Besides insufficient bone mineral density there are further risk factors which influence the risk of osteoporotic fractures: lack of exercise, risk of falling, gender, age, early menopause, insufficient body weight, cortisone treatment, genetic (family) predisposition, smoking and illnesses that can cause a so-called secondary osteoporosis.
Radiation exposure is approx. 1 - 2 µSv, which is extremely low especially if you compare it to the natural radiation exposure of a person (5 – 8 µSV per day). And it is much less than the amount emitted during computer tomography of your abdomen (10.000–25.000µSv).
For self pay patients, costs for bone density scanning with examination of both your hips and your lumbar spine are approx. €40. If you wish to have a short consultation about your osteoporosis situation, we would charge you an additional amount of €9.
DXA examinations are easy, fast, and painless.
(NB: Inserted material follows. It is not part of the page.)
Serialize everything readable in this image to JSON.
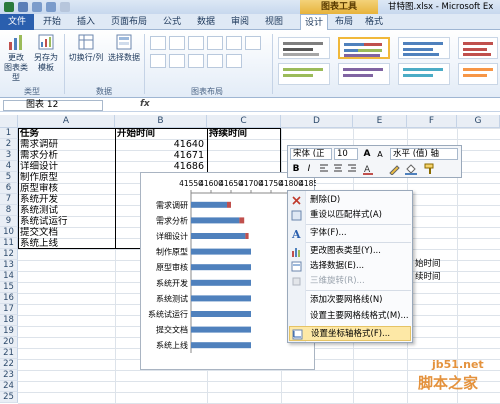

Virtually no preparation is needed. In the DXA examination, which measures bone densitiy in the hip and spine, the patient lies on a padded table. The mineral content of the bone is then calculated by a computer whereby the measurements are compared with an average index based on age, sex, and size. Your test results are reported in two numbers :
- T-score: Your T-score is your bone density compared with what is normally expected in a healthy young adult of your sex (peak bone mass). Furthermore, this score helps determine if you have osteoporosis - a disease that causes bones to become more fragile and more likely to break.
- Z-score: This number reflects the amount of bone you have compared with other people in your age group and of the same size and gender.
The methods of treating osteoporosis are as manifold as the causes for the disease itself. The most important therapies for treating age-related osteoporosis are: physical activity, fall prevention, medication (vitamin D, calcium-rich diet, antiresorptive and bone anabolic medications).